Human rights activist, human rights activist, human rights activist. Amid the removal of Satluj from ZEE5, pick almost any media outlet and you’ll encounter the same description of Jaswant Singh Khalra: a human rights activist. Yet, by his own words, he was more than an activist: a committed Khalistani separatist.
Khalra’s politics cannot be understood without the Punjab in which they were forged. Between 1981 and 1993, Punjab endured one of the bloodiest periods in independent India’s history. According to the South Asia Terrorism Portal, 21,443 people were killed: 11,694 civilians, 1,746 security personnel and 8,003 terrorists. There were allegations of enforced disappearances by the Punjab police, too, particularly between 1985 and 1994. It was in this context that Khalra came to prominence.
His most famous claim concerned unidentified cremations by the police. The official figure stood at 2,059 unidentified cremations across three crematoria in the Amritsar, Majitha and Tarn Taran police districts—the areas worst affected by Khalistani terrorism. Khalra investigated these districts and extrapolated the figure to 25,000 disappearances across Punjab. That estimate has since acquired an almost sacred status in public discourse. Yet it was precisely that: an extrapolation from the districts worst affected by terrorism to the entire state. Whether such a methodology justifies the conclusion is a question that is too rarely asked.
But the bigger omission concerns not Khalra’s figures, but his politics.
Read his own words.
As editor of Liberation Khalistan in the early 1990s, Khalra wrote in an article titled The Game of Elections – Should It Be Played Or Not? :
“More than 50,000 freedom fighters have made the ultimate sacrifice for Khalistan. About 50,000 Khalistani heeray (diamonds) have been languishing in jails for years. Many are waiting to kiss the rope at the gallows. Bhai Satwant Singh and Bhai Kehar Singh have surpassed even Sarabha and Bhagat Singh…”
None of the numerical claims cited by Khalra are substantiated by available evidence. More revealing, however, is his language. Satwant Singh and Kehar Singh—the assassins of Prime Minister Indira Gandhi—are not merely mentioned. They are glorified. They are elevated alongside some of the most revered figures of India’s freedom movement. This was not the language of political neutrality. It was the language of ideological commitment.
Khalra was even more explicit elsewhere in the same article:
“The unique situation we are facing is that the Sikh qaum has been waging a relentless struggle for independence. In response, India’s Hindu state is waging war against Sikhs in the name of the ‘unity and integrity’ of India.”

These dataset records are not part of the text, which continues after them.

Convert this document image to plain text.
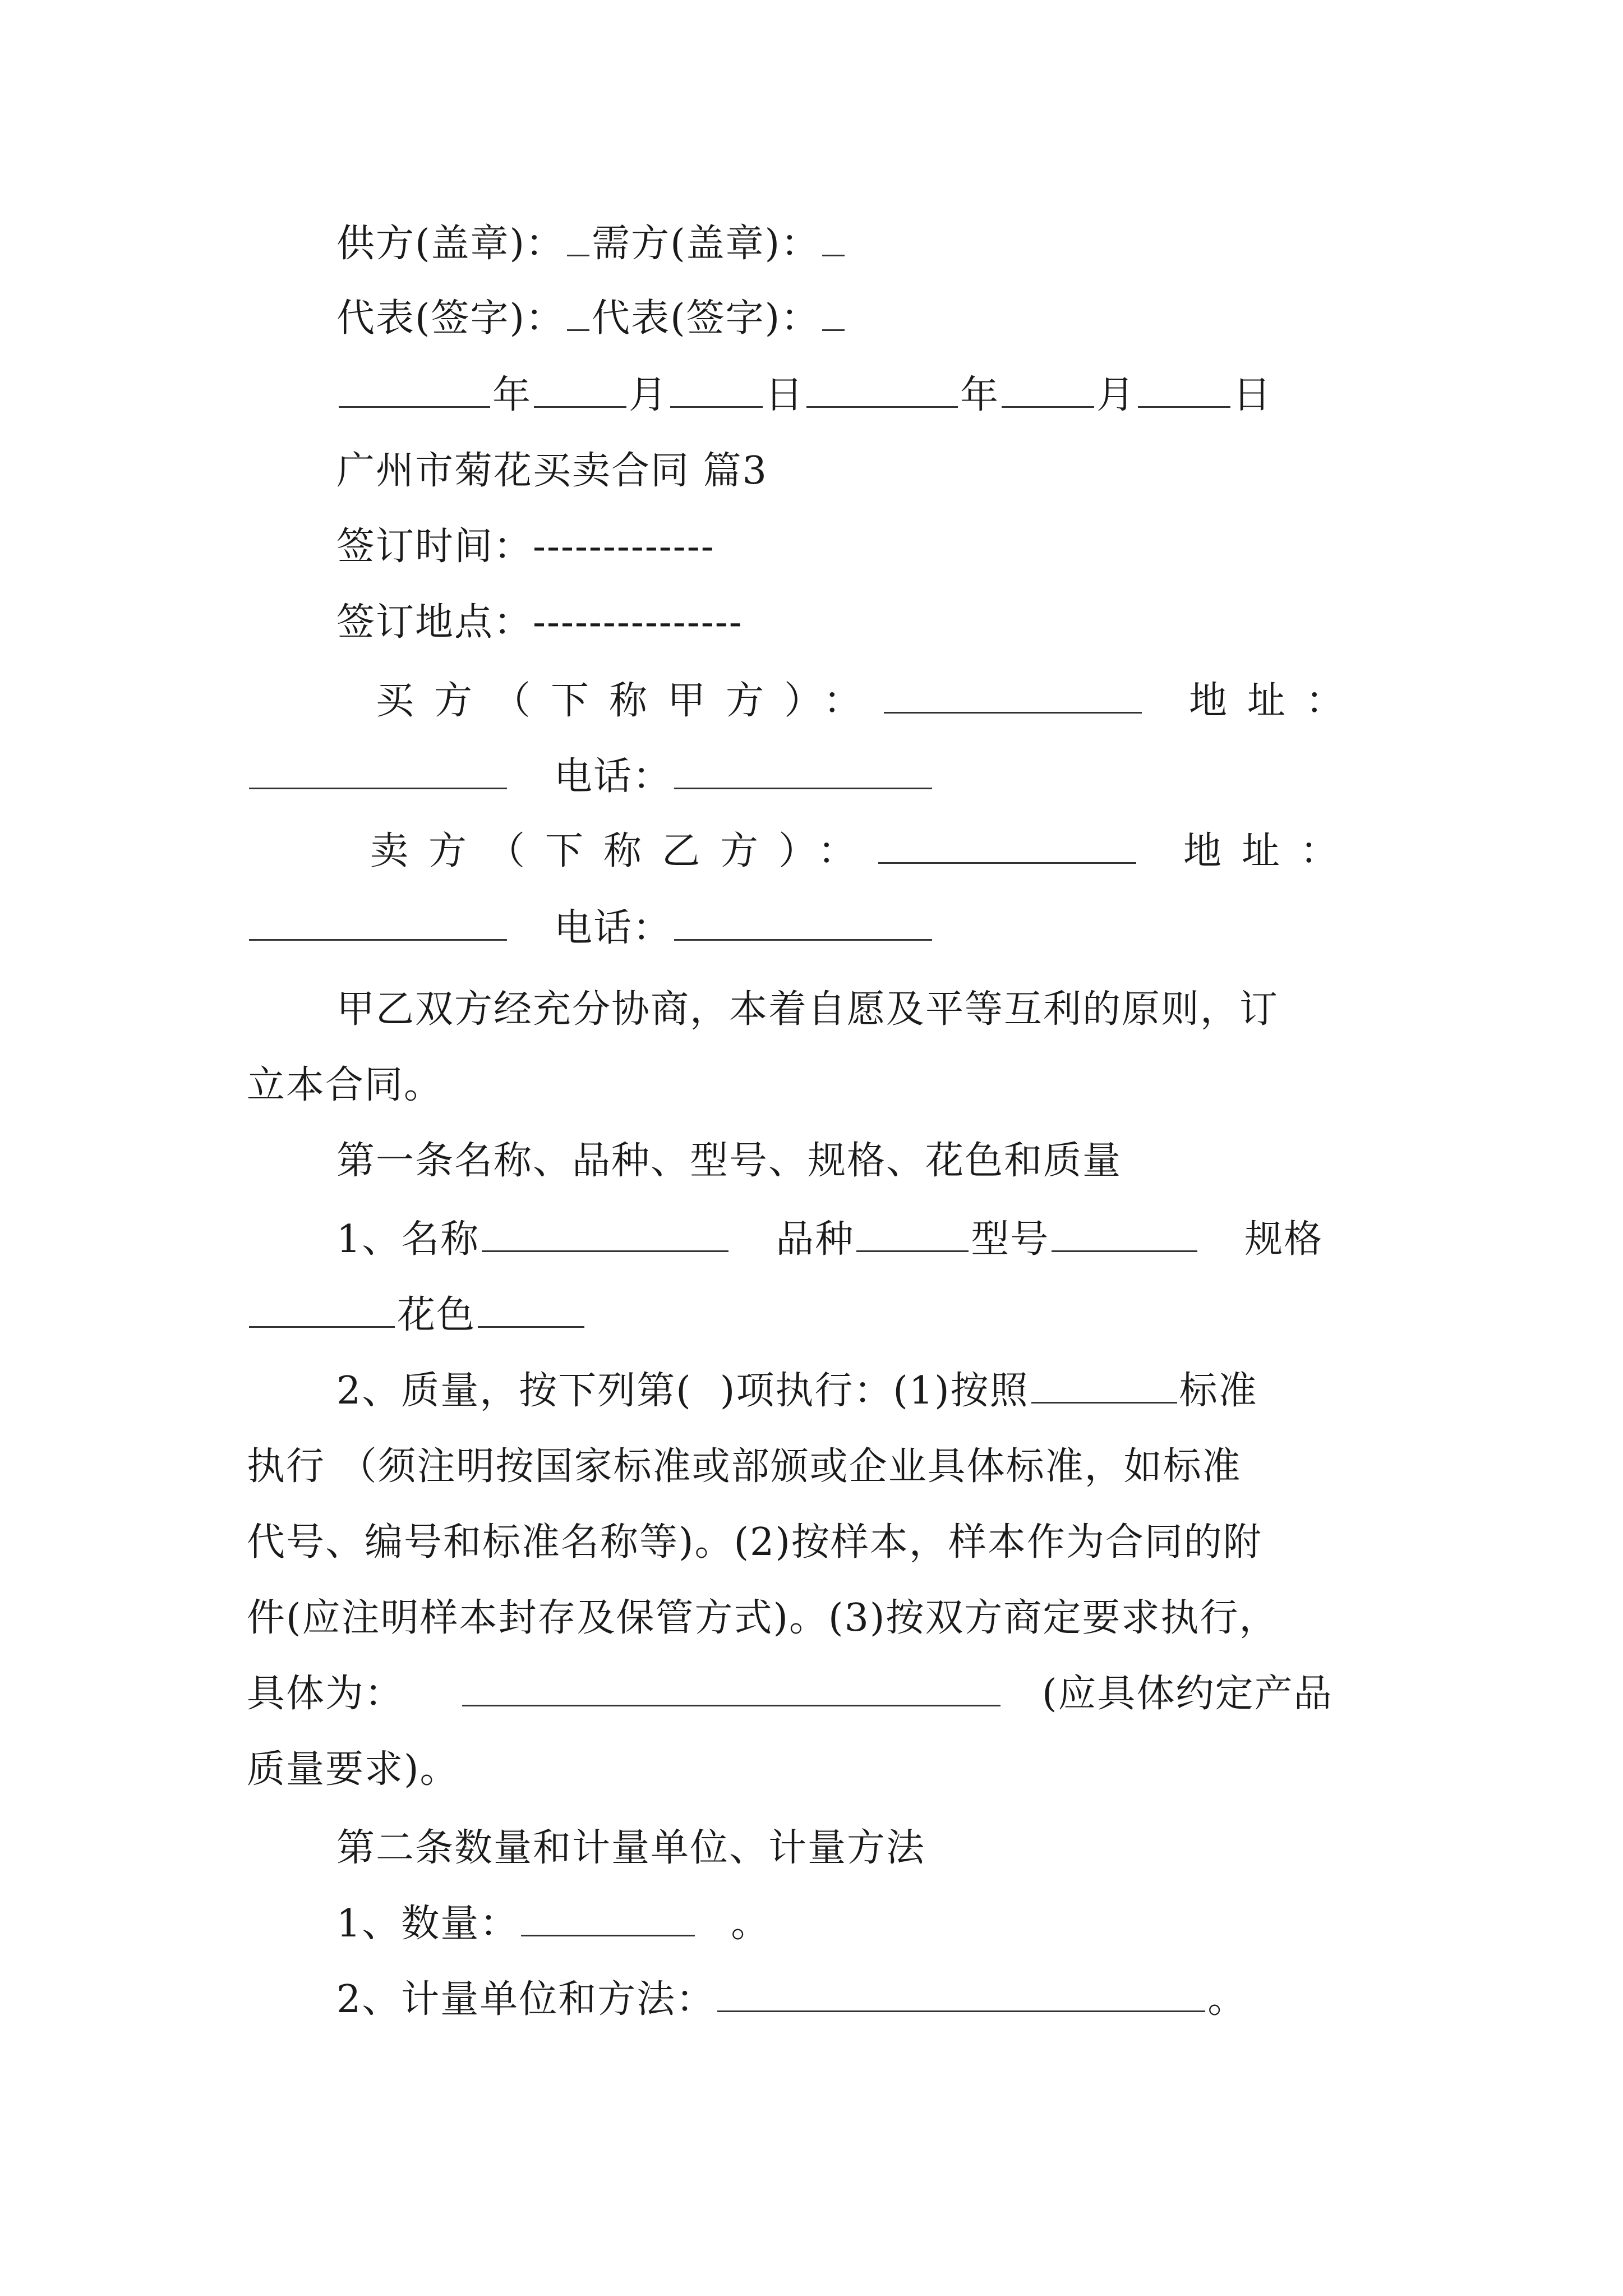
供方(盖章)： 需方(盖章)：
代表(签字)： 代表(签字)：
年	月	日	年	月	日
广州市菊花买卖合同 篇3
签订时间：-------------
签订地点：---------------
买方（下称甲方）：	地址：
电话：
卖方（下称乙方）：	地址：
电话：
甲乙双方经充分协商，本着自愿及平等互利的原则，订
立本合同。
第一条名称、品种、型号、规格、花色和质量
1、名称	品种	型号	规格
花色
2、质量，按下列第( )项执行：(1)按照	标准
执行 （须注明按国家标准或部颁或企业具体标准，如标准
代号、编号和标准名称等)。(2)按样本，样本作为合同的附
件(应注明样本封存及保管方式)。(3)按双方商定要求执行，
具体为：	(应具体约定产品
质量要求)。
第二条数量和计量单位、计量方法
1、数量：	。
2、计量单位和方法：	。
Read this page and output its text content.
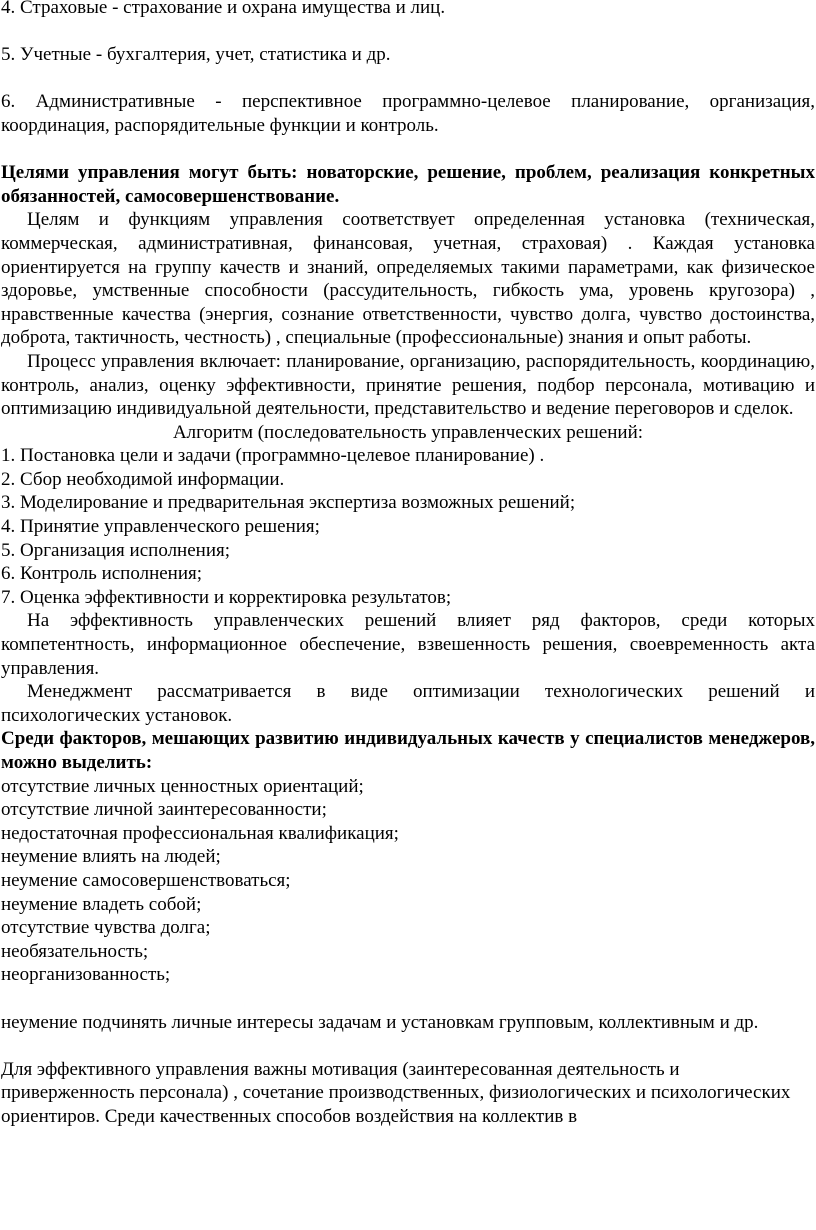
4. Страховые - страхование и охрана имущества и лиц.

5. Учетные - бухгалтерия, учет, статистика и др.

6. Административные - перспективное программно-целевое планирование, организация, координация, распорядительные функции и контроль.

Целями управления могут быть: новаторские, решение, проблем, реализация конкретных обязанностей, самосовершенствование.

Целям и функциям управления соответствует определенная установка (техническая, коммерческая, административная, финансовая, учетная, страховая) . Каждая установка ориентируется на группу качеств и знаний, определяемых такими параметрами, как физическое здоровье, умственные способности (рассудительность, гибкость ума, уровень кругозора) , нравственные качества (энергия, сознание ответственности, чувство долга, чувство достоинства, доброта, тактичность, честность) , специальные (профессиональные) знания и опыт работы.

Процесс управления включает: планирование, организацию, распорядительность, координацию, контроль, анализ, оценку эффективности, принятие решения, подбор персонала, мотивацию и оптимизацию индивидуальной деятельности, представительство и ведение переговоров и сделок.

Алгоритм (последовательность управленческих решений:

1. Постановка цели и задачи (программно-целевое планирование) .

2. Сбор необходимой информации.

3. Моделирование и предварительная экспертиза возможных решений;

4. Принятие управленческого решения;

5. Организация исполнения;

6. Контроль исполнения;

7. Оценка эффективности и корректировка результатов;

На эффективность управленческих решений влияет ряд факторов, среди которых компетентность, информационное обеспечение, взвешенность решения, своевременность акта управления.

Менеджмент рассматривается в виде оптимизации технологических решений и психологических установок.

Среди факторов, мешающих развитию индивидуальных качеств у специалистов менеджеров, можно выделить:

отсутствие личных ценностных ориентаций;

отсутствие личной заинтересованности;

недостаточная профессиональная квалификация;

неумение влиять на людей;

неумение самосовершенствоваться;

неумение владеть собой;

отсутствие чувства долга;

необязательность;

неорганизованность;

неумение подчинять личные интересы задачам и установкам групповым, коллективным и др.

Для эффективного управления важны мотивация (заинтересованная деятельность и приверженность персонала) , сочетание производственных, физиологических и психологических ориентиров. Среди качественных способов воздействия на коллектив в
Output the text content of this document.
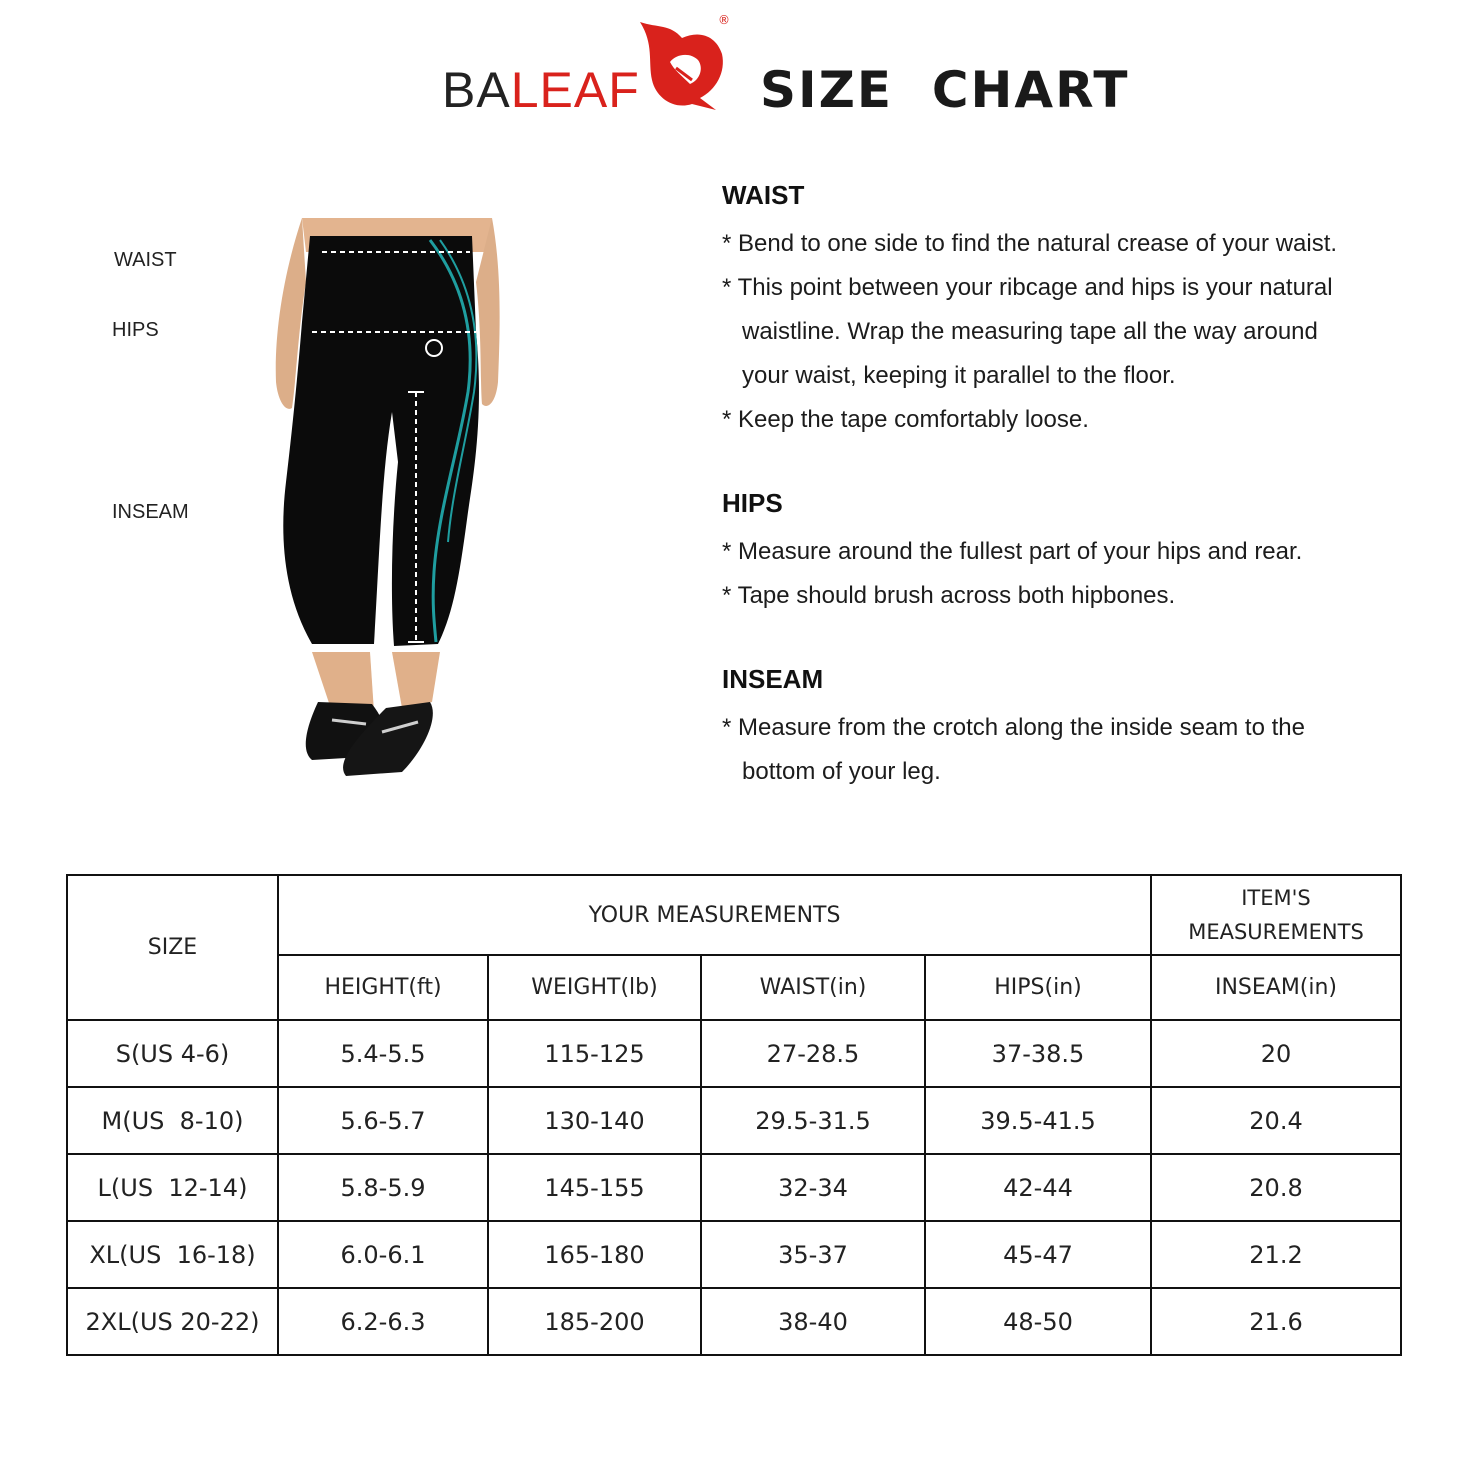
BALEAF
®
SIZE  CHART
WAIST
HIPS
INSEAM
WAIST
* Bend to one side to find the natural crease of your waist.
* This point between your ribcage and hips is your natural
waistline. Wrap the measuring tape all the way around
your waist, keeping it parallel to the floor.
* Keep the tape comfortably loose.
HIPS
* Measure around the fullest part of your hips and rear.
* Tape should brush across both hipbones.
INSEAM
* Measure from the crotch along the inside seam to the
bottom of your leg.
SIZE	YOUR MEASUREMENTS				ITEM'S
MEASUREMENTS

	HEIGHT(ft)	WEIGHT(lb)	WAIST(in)	HIPS(in)	INSEAM(in)
S(US 4-6)	5.4-5.5	115-125	27-28.5	37-38.5	20
M(US  8-10)	5.6-5.7	130-140	29.5-31.5	39.5-41.5	20.4
L(US  12-14)	5.8-5.9	145-155	32-34	42-44	20.8
XL(US  16-18)	6.0-6.1	165-180	35-37	45-47	21.2
2XL(US 20-22)	6.2-6.3	185-200	38-40	48-50	21.6
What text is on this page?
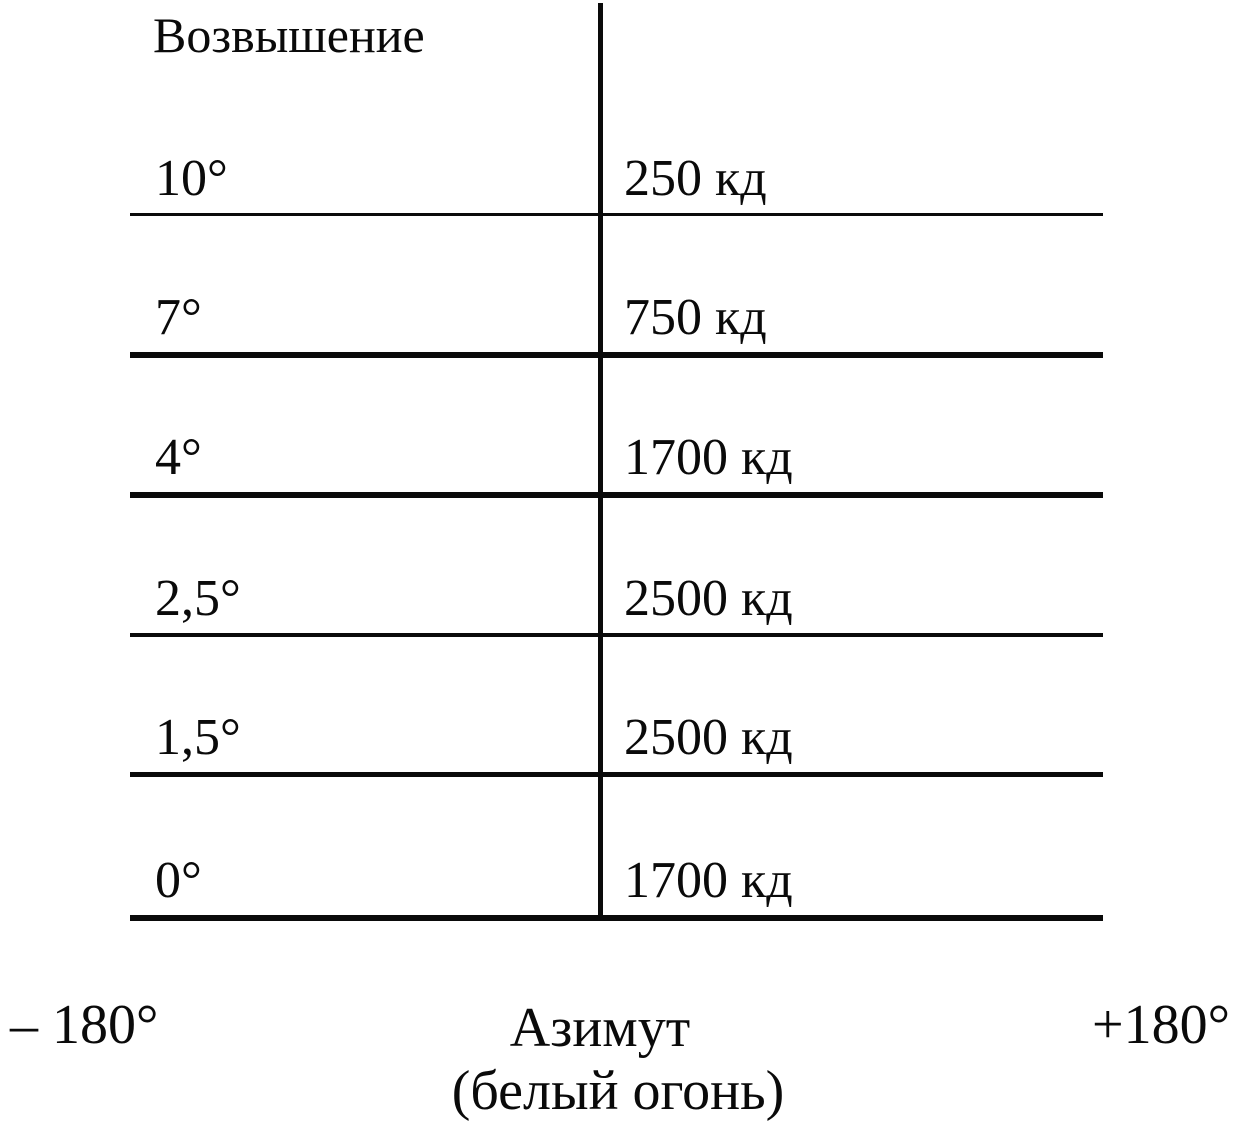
Возвышение
10°	250 кд
7°	750 кд
4°	1700 кд
2,5°	2500 кд
1,5°	2500 кд
0°	1700 кд
– 180°	Азимут
(белый огонь)
+180°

His views on democracy point in the same direction.
In the very same article, Khalra argued:
“Being able to decide whether to live with, or sever ties with any political structure is a key democratic right. The ability of every citizen to be able to choose whether or not to accept the constitution of a country is a key democratic right…”
These are not the words of someone merely documenting abuses by the state. They are the words of someone arguing for the legitimacy of secession. Khalra’s activism cannot be divorced from the political project it sought to advance.
Throughout the article, Khalra debated only the tactics of the Khalistan movement—whether elections would advance the struggle—not the legitimacy of the movement itself.
Nor was this an isolated instance. Khalra dismissed diplomacy as the “Brahminical politics” of Chanakya and referred to Jarnail Singh Bhindranwale as a “Sant”, despite Bhindranwale’s central place in the insurgency that claimed thousands of civilian and security force lives. These were not accidental choices of language. They reflected an ideological worldview—one committed to the Khalistan project rather than merely documenting human rights abuses.
This is precisely what disappears in contemporary portrayals. Khalra is stripped of his politics and presented as little more than a liberal human rights campaigner who fell victim to state excesses. The “separatist” becomes an “activist.” The ideologue becomes a humanitarian. Complexity gives way to hagiography.
But honesty demands consistency. If we are to remember Khalra, we should remember him in full.
Human rights activist? Certainly that is part of the story. But it is only part of the story. The rest has been quietly excised.